Students and Universities - Innovation, Universities, Science and Skills Committee Contents


Memorandum 103

Letter dated 3 March from Mr Peter Williams, Chief Executive, Quality Assurance Agency, to Mr Phil Willis MP, Chairman of the Committee

  When I wrote to you on 30 October last year, I informed you about the project that QAA is undertaking in response to last summer's media stories concerning quality and standards in higher education, which I discussed with you and your colleagues in July. I mentioned that we were analysing these stories in depth and were also undertaking enquiries into the five specific areas mentioned in the reports:

    — student workload and contact hours;

    — language requirements for the acceptance of international;

    — students recruitment practices for international students;

    — use of external examiners; and

    — assessment practices.

  I promised to keep you up to date on our progress. In the three and a half months since I last wrote to you we have been undertaking assessments and analyses of the matters raised last year and, specifically, the five areas listed above.
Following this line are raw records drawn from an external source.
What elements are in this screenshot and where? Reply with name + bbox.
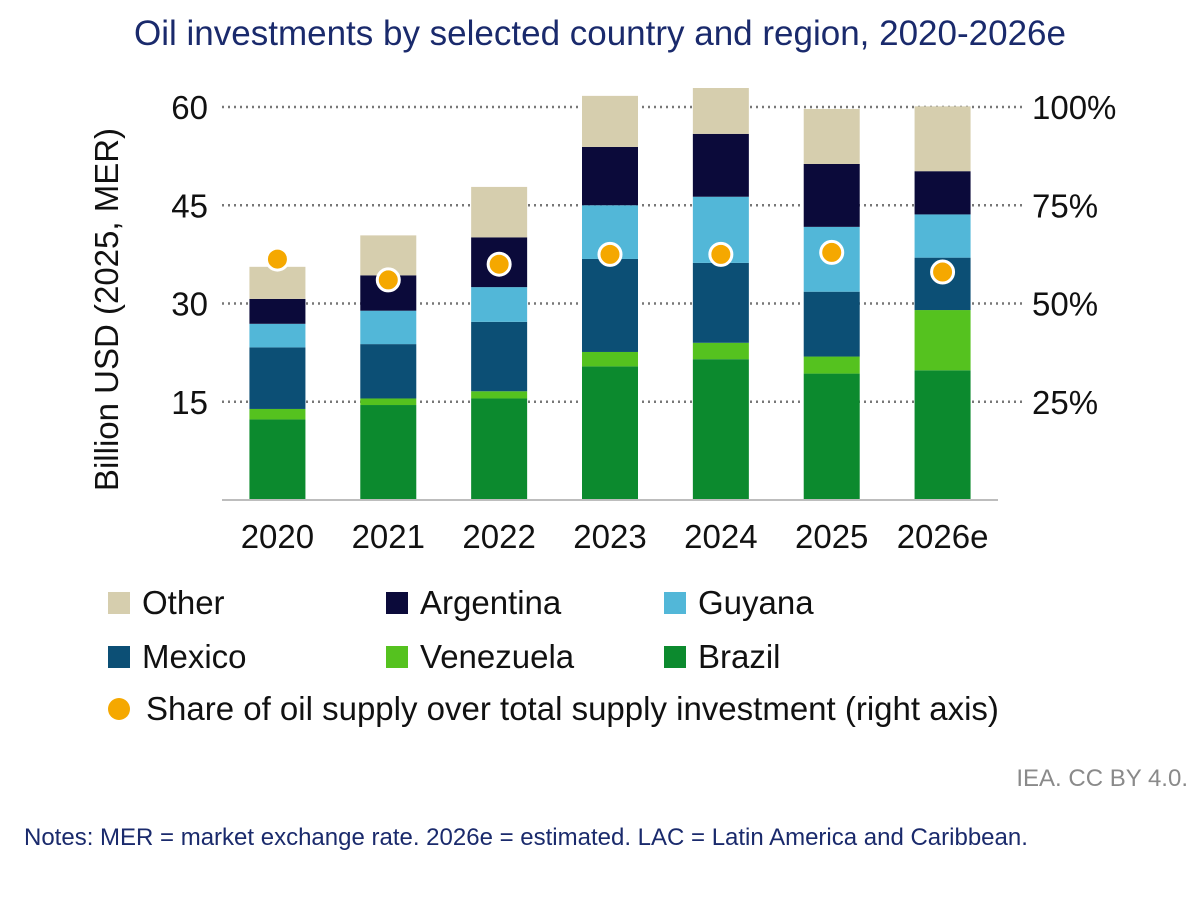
- chart-notes: Notes: MER = market exchange rate. 2026e…: [24, 824, 1028, 851]
- bar-brazil-2026e: [914, 370, 971, 500]
- legend-label-share: Share of oil supply over total supply in…: [146, 690, 999, 727]
- bar-venezuela-2026e: [914, 310, 971, 371]
- bar-argentina-2026e: [914, 171, 971, 215]
- legend-label-venezuela: Venezuela: [420, 638, 575, 675]
- y2-tick-label: 75%: [1032, 187, 1098, 224]
- bar-argentina-2020: [249, 298, 306, 324]
- legend-item-brazil: Brazil: [664, 638, 781, 676]
- bar-mexico-2022: [471, 321, 528, 392]
- bar-brazil-2021: [360, 405, 417, 500]
- bar-guyana-2026e: [914, 214, 971, 258]
- legend-item-venezuela: Venezuela: [386, 638, 574, 676]
- legend-label-brazil: Brazil: [698, 638, 781, 675]
- bar-argentina-2023: [582, 146, 638, 206]
- legend-item-share: Share of oil supply over total supply in…: [108, 690, 999, 728]
- bar-other-2025: [803, 108, 860, 164]
- bar-other-2024: [692, 88, 749, 134]
- share-point-2023: [597, 241, 623, 267]
- y-tick-label: 45: [171, 187, 208, 224]
- chart-title: Oil investments by selected country and …: [134, 14, 1066, 53]
- y-axis-label: Billion USD (2025, MER): [88, 128, 125, 491]
- y2-tick-label: 100%: [1032, 89, 1116, 126]
- bar-argentina-2024: [692, 133, 749, 197]
- share-point-2022: [486, 251, 512, 277]
- bar-brazil-2025: [803, 373, 860, 500]
- share-point-2021: [375, 267, 401, 293]
- x-tick-label: 2020: [241, 518, 314, 555]
- legend-swatch-venezuela: [386, 646, 408, 668]
- x-tick-label: 2023: [573, 518, 646, 555]
- share-point-2024: [708, 241, 734, 267]
- share-point-2020: [264, 246, 290, 272]
- bar-guyana-2021: [360, 310, 417, 345]
- bar-guyana-2022: [471, 287, 528, 322]
- legend-swatch-other: [108, 592, 130, 614]
- y2-tick-label: 25%: [1032, 384, 1098, 421]
- legend-dot-share: [108, 698, 130, 720]
- bar-other-2026e: [914, 106, 971, 172]
- bar-other-2022: [471, 186, 528, 238]
- bar-brazil-2020: [249, 419, 306, 500]
- legend-swatch-brazil: [664, 646, 686, 668]
- bar-venezuela-2023: [582, 351, 638, 367]
- legend-swatch-argentina: [386, 592, 408, 614]
- legend-swatch-mexico: [108, 646, 130, 668]
- bar-other-2023: [582, 95, 638, 147]
- bar-brazil-2023: [582, 366, 638, 500]
- x-tick-label: 2025: [795, 518, 868, 555]
- bar-brazil-2024: [692, 359, 749, 500]
- bar-venezuela-2025: [803, 356, 860, 374]
- legend-label-other: Other: [142, 584, 225, 621]
- x-tick-label: 2024: [684, 518, 757, 555]
- source-credit: IEA. CC BY 4.0.: [1016, 765, 1188, 792]
- share-point-2025: [819, 239, 845, 265]
- bar-mexico-2024: [692, 262, 749, 343]
- bar-mexico-2021: [360, 344, 417, 399]
- y-tick-label: 60: [171, 89, 208, 126]
- legend-item-argentina: Argentina: [386, 584, 561, 622]
- legend-label-mexico: Mexico: [142, 638, 247, 675]
- bar-argentina-2025: [803, 163, 860, 227]
- bar-other-2020: [249, 266, 306, 299]
- share-point-2026e: [930, 259, 956, 285]
- x-tick-label: 2026e: [897, 518, 989, 555]
- bar-mexico-2025: [803, 291, 860, 357]
- legend-item-mexico: Mexico: [108, 638, 247, 676]
- legend-swatch-guyana: [664, 592, 686, 614]
- bar-guyana-2020: [249, 323, 306, 348]
- bar-venezuela-2021: [360, 398, 417, 406]
- y-tick-label: 30: [171, 286, 208, 323]
- bar-venezuela-2024: [692, 342, 749, 360]
- legend-item-guyana: Guyana: [664, 584, 814, 622]
- legend-item-other: Other: [108, 584, 225, 622]
- legend-label-argentina: Argentina: [420, 584, 562, 621]
- bar-mexico-2020: [249, 347, 306, 409]
- x-tick-label: 2021: [352, 518, 425, 555]
- y2-tick-label: 50%: [1032, 286, 1098, 323]
- legend-label-guyana: Guyana: [698, 584, 814, 621]
- x-tick-label: 2022: [462, 518, 535, 555]
- bar-brazil-2022: [471, 398, 528, 500]
- y-tick-label: 15: [171, 384, 208, 421]
- bar-venezuela-2022: [471, 391, 528, 399]
- bar-venezuela-2020: [249, 408, 306, 420]
- bar-mexico-2023: [582, 258, 638, 352]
  Our enquiries are drawing on and analysing the following sources of evidence:

    — published and unpublished reports, papers, lectures and speeches;

    — press and media broadcasts, articles, and comments from readers;

    — notes of interviews with representatives of key bodies; and

    — notes of focus group discussions with senior academic managers, students, programme leaders and heads of department.

  The enquiries are accumulating material and information to allow us to establish an evidence base to inform the clear identification of prima facie cases where there are, and are not, areas of concern. The evidence will also be used to identify any areas that need to be addressed in order to safeguard the quality and standards of English higher education and will enable us to produce an evidence-based response to perceived concerns.
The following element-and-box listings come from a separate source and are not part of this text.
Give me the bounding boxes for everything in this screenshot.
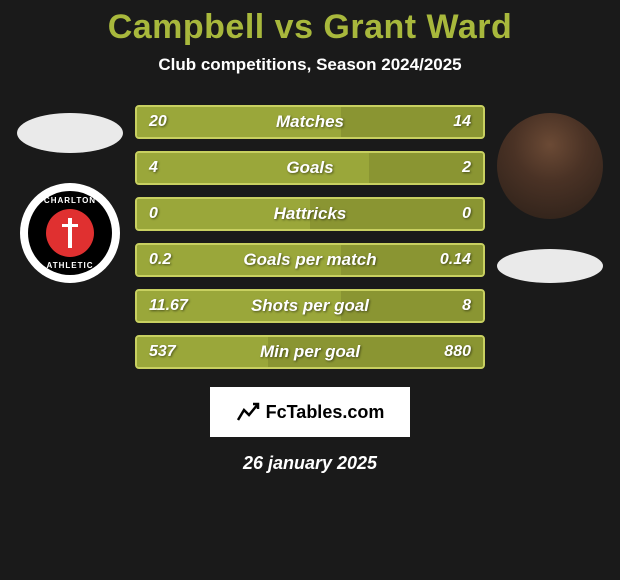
stat-label: Goals <box>286 158 333 178</box>
branding-box: FcTables.com <box>210 387 410 437</box>
stat-left-value: 0.2 <box>149 251 171 269</box>
badge-text-top: CHARLTON <box>44 196 96 205</box>
stat-bars: 20Matches144Goals20Hattricks00.2Goals pe… <box>135 105 485 369</box>
stat-right-value: 0 <box>462 205 471 223</box>
badge-text-bottom: ATHLETIC <box>47 261 94 270</box>
badge-core <box>46 209 94 257</box>
stat-right-value: 8 <box>462 297 471 315</box>
branding-text: FcTables.com <box>266 402 385 423</box>
stat-right-value: 880 <box>444 343 471 361</box>
page-title: Campbell vs Grant Ward <box>0 8 620 47</box>
stat-left-value: 4 <box>149 159 158 177</box>
stat-bar: 0.2 Goals per match 0.14 <box>135 243 485 277</box>
stat-label: Min per goal <box>260 342 360 362</box>
player1-club-badge: CHARLTON ATHLETIC <box>20 183 120 283</box>
stat-right-value: 14 <box>453 113 471 131</box>
stat-bar: 537 Min per goal 880 <box>135 335 485 369</box>
badge-ring: CHARLTON ATHLETIC <box>28 191 112 275</box>
left-column: CHARLTON ATHLETIC <box>15 105 125 283</box>
stat-left-value: 11.67 <box>149 297 188 315</box>
stat-right-value: 0.14 <box>440 251 471 269</box>
stat-label: Shots per goal <box>251 296 369 316</box>
stat-label: Matches <box>276 112 344 132</box>
stat-right-value: 2 <box>462 159 471 177</box>
stat-bar: 0 Hattricks 0 <box>135 197 485 231</box>
stat-label: Goals per match <box>243 250 376 270</box>
stat-bar: 11.67 Shots per goal 8 <box>135 289 485 323</box>
sword-icon <box>68 218 72 248</box>
player2-avatar <box>497 113 603 219</box>
date-text: 26 january 2025 <box>0 453 620 474</box>
infographic-container: Campbell vs Grant Ward Club competitions… <box>0 0 620 474</box>
stat-label: Hattricks <box>274 204 347 224</box>
bar-fill-left <box>137 153 369 183</box>
player2-club-badge-placeholder <box>497 249 603 283</box>
stat-bar: 20 Matches 14 <box>135 105 485 139</box>
subtitle: Club competitions, Season 2024/2025 <box>0 55 620 75</box>
right-column <box>495 105 605 283</box>
chart-icon <box>236 400 260 424</box>
main-row: CHARLTON ATHLETIC 20Matches144Goals20Hat… <box>0 105 620 369</box>
player1-avatar-placeholder <box>17 113 123 153</box>
stat-left-value: 20 <box>149 113 167 131</box>
stat-left-value: 537 <box>149 343 176 361</box>
stat-bar: 4 Goals 2 <box>135 151 485 185</box>
stat-left-value: 0 <box>149 205 158 223</box>
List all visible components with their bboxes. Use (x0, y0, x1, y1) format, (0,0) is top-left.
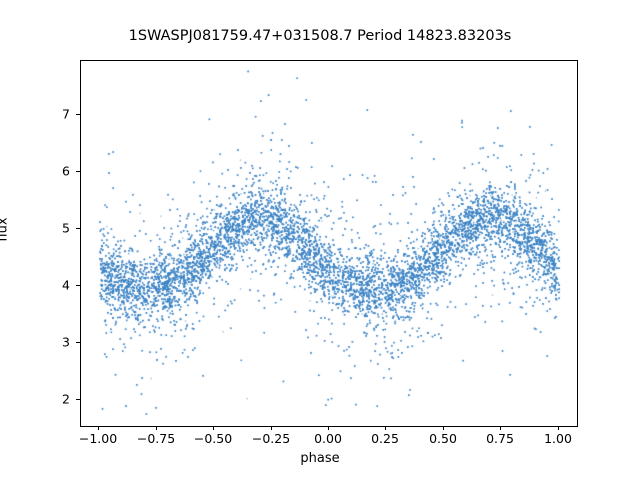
y-tick-label: 2 (62, 391, 70, 407)
y-tick-label: 6 (62, 163, 70, 179)
x-axis-label: phase (300, 451, 340, 466)
y-tick-label: 4 (62, 277, 70, 293)
y-tick-mark (76, 114, 80, 115)
x-tick-mark (385, 426, 386, 430)
x-tick-label: 0.25 (371, 431, 399, 446)
y-tick-mark (76, 342, 80, 343)
x-tick-label: 1.00 (544, 431, 572, 446)
x-tick-mark (328, 426, 329, 430)
x-tick-mark (213, 426, 214, 430)
y-tick-mark (76, 228, 80, 229)
chart-title: 1SWASPJ081759.47+031508.7 Period 14823.8… (128, 28, 512, 44)
y-axis-label: flux (0, 217, 11, 242)
x-tick-mark (271, 426, 272, 430)
y-tick-mark (76, 285, 80, 286)
y-tick-mark (76, 171, 80, 172)
x-tick-label: 0.75 (486, 431, 514, 446)
x-tick-mark (558, 426, 559, 430)
x-tick-mark (443, 426, 444, 430)
y-tick-label: 3 (62, 334, 70, 350)
x-tick-mark (500, 426, 501, 430)
plot-axes-frame (80, 60, 578, 427)
x-tick-label: −0.75 (136, 431, 176, 446)
x-tick-label: 0.50 (429, 431, 457, 446)
y-tick-label: 5 (62, 220, 70, 236)
x-tick-mark (98, 426, 99, 430)
scatter-plot-points (81, 61, 577, 426)
x-tick-label: −0.25 (251, 431, 291, 446)
y-tick-mark (76, 399, 80, 400)
y-tick-label: 7 (62, 106, 70, 122)
x-tick-label: −1.00 (78, 431, 118, 446)
x-tick-label: −0.50 (193, 431, 233, 446)
x-tick-label: 0.00 (314, 431, 342, 446)
x-tick-mark (156, 426, 157, 430)
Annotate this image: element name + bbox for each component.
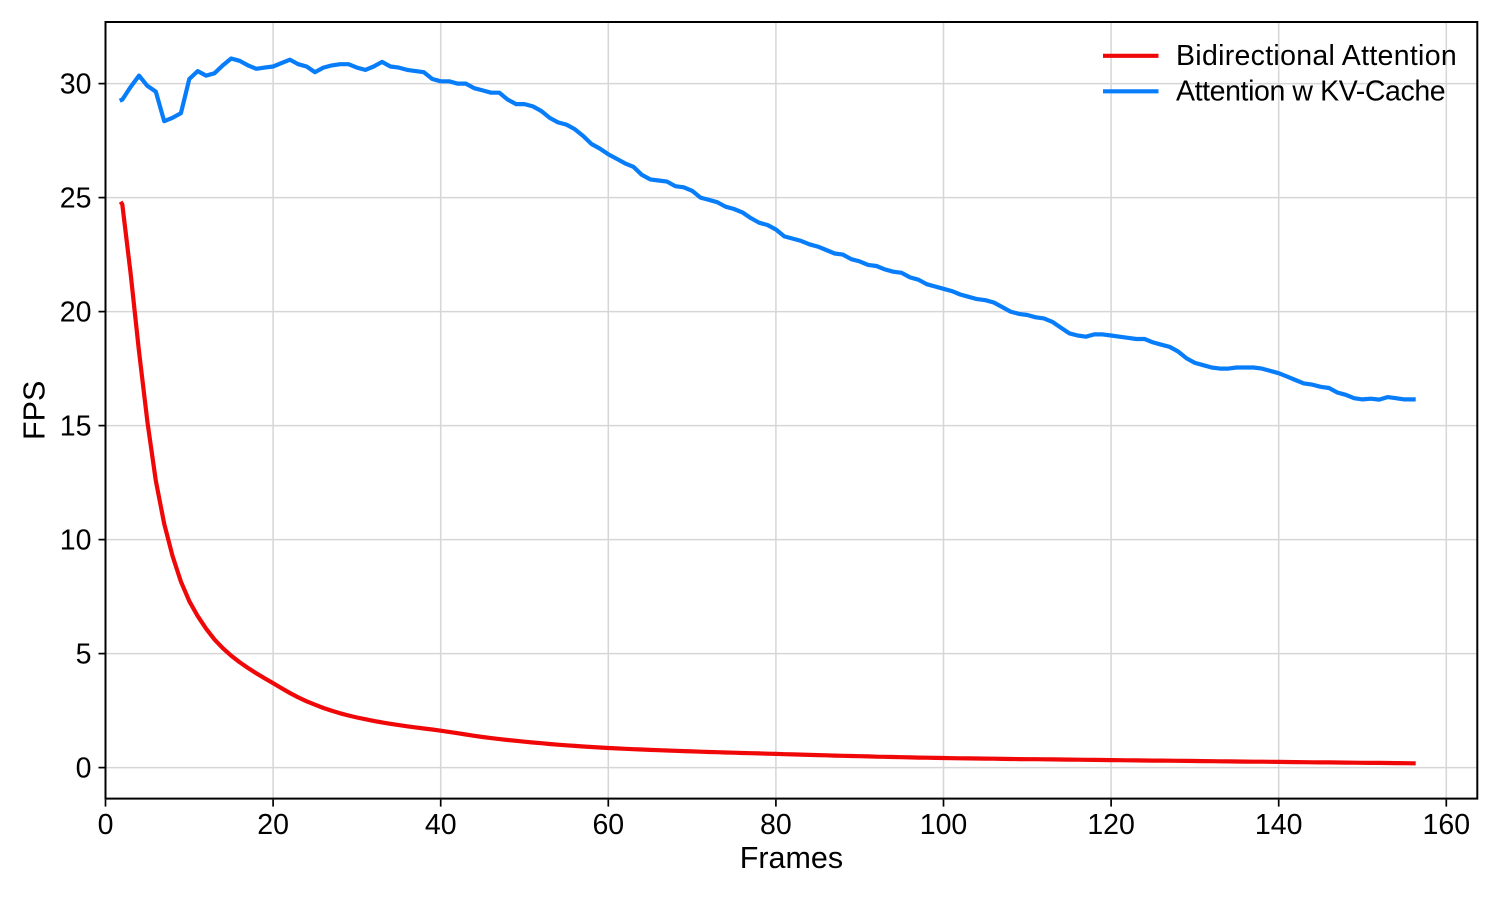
- svg-text:140: 140: [1255, 809, 1303, 841]
- svg-text:15: 15: [60, 410, 92, 442]
- svg-text:80: 80: [760, 809, 792, 841]
- svg-text:10: 10: [60, 524, 92, 556]
- svg-text:25: 25: [60, 182, 92, 214]
- svg-text:Bidirectional Attention: Bidirectional Attention: [1176, 40, 1457, 72]
- svg-text:160: 160: [1423, 809, 1471, 841]
- svg-text:Frames: Frames: [740, 841, 843, 875]
- svg-text:5: 5: [76, 638, 92, 670]
- svg-text:20: 20: [257, 809, 289, 841]
- svg-text:0: 0: [76, 752, 92, 784]
- svg-text:120: 120: [1087, 809, 1135, 841]
- svg-text:100: 100: [920, 809, 968, 841]
- svg-text:Attention w KV-Cache: Attention w KV-Cache: [1176, 75, 1445, 107]
- svg-text:60: 60: [592, 809, 624, 841]
- svg-text:30: 30: [60, 68, 92, 100]
- svg-text:FPS: FPS: [18, 381, 52, 440]
- svg-text:0: 0: [98, 809, 114, 841]
- svg-text:40: 40: [425, 809, 457, 841]
- svg-text:20: 20: [60, 296, 92, 328]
  Following agreement with HEFCE in December about finance for the project, progress has gone according to plan. We have now completed the analysis of media articles and commentaries and carried out all the planned interviews with stakeholders; the focus groups are currently in train. This collation of material and analysis of new findings will provide an indication of whether areas of real concern exist and, if so, what the nature and extent of such concerns may be. A preliminary report on this work will be available during the second week of March and we shall, of course, send you a copy of it. These interim findings will be used to identify where additional evidence or information-gathering is needed. This further work will inform the identification of any new actions (whether remedial or preventative) required to address such concerns, should they exist.

  We expect our final report, with our findings and any proposals for further action, to be completed soon after Easter. Again, we shall let you have a copy as soon as it is completed.

  Although we have not yet reached the point of being able to offer conclusions to our enquiries, you may nonetheless be interested in some general points that have emerged from the analysis of media articles and commentaries. These show that a relatively small number of original sources of comment and opinion generated a large volume of secondary comment, reporting and response that in some cases relied solely on those original sources (and mostly took them at face value) and that in others added observations and claims said to be from the author's immediate personal experience; these may, or may not, indicate concerns that are reflected more widely.

  We have also found what appears to be a pattern of `interconnectedness', wherein media comments and articles link a range of matters that get carried forward together in discussions, but which only rarely question whether the matters are really connected. An example of this is the frequency with which references to international students appear in articles dealing with matters such as contact time; assessment; the standards of academic awards, academic malpractice; admission to higher education institutions; tuition fees; student support; and conflicts between teaching staff and managers.

  A further point worth reporting is that there are many criticisms by commentators and respondents of individual institutions' external examining arrangements. Articles and responses then frequently go on to generalise about "the external examining system" on the unstated assumption that all external examining arrangements are identical and therefore share the same weaknesses. That there are some weaknesses in the external examining and assessment arrangements of individual institutions is confirmed by our own audits and reviews, but that does not yet amount to a finding of sector-wide weaknesses, other than in the area of assessment and, specifically, degree classification. We are also continuing to examine the collated information for concerns about the work of individual external examiners and their integrity. So far, we have found relatively few instances of critical comment.

  A final point to note, highlighting again the problem of generalisation about higher education, is that the implications, for the student experience, of institutions working to different missions do not appear to be recognised or accepted; many commentators appear to assume that institutions of differing size, mission, background and student profile should have identical outcomes.

  Our analysis is continuing. In the meantime I hope this account of our progress is helpful to your Committee and look forward to meeting you and your colleagues again on 9 March.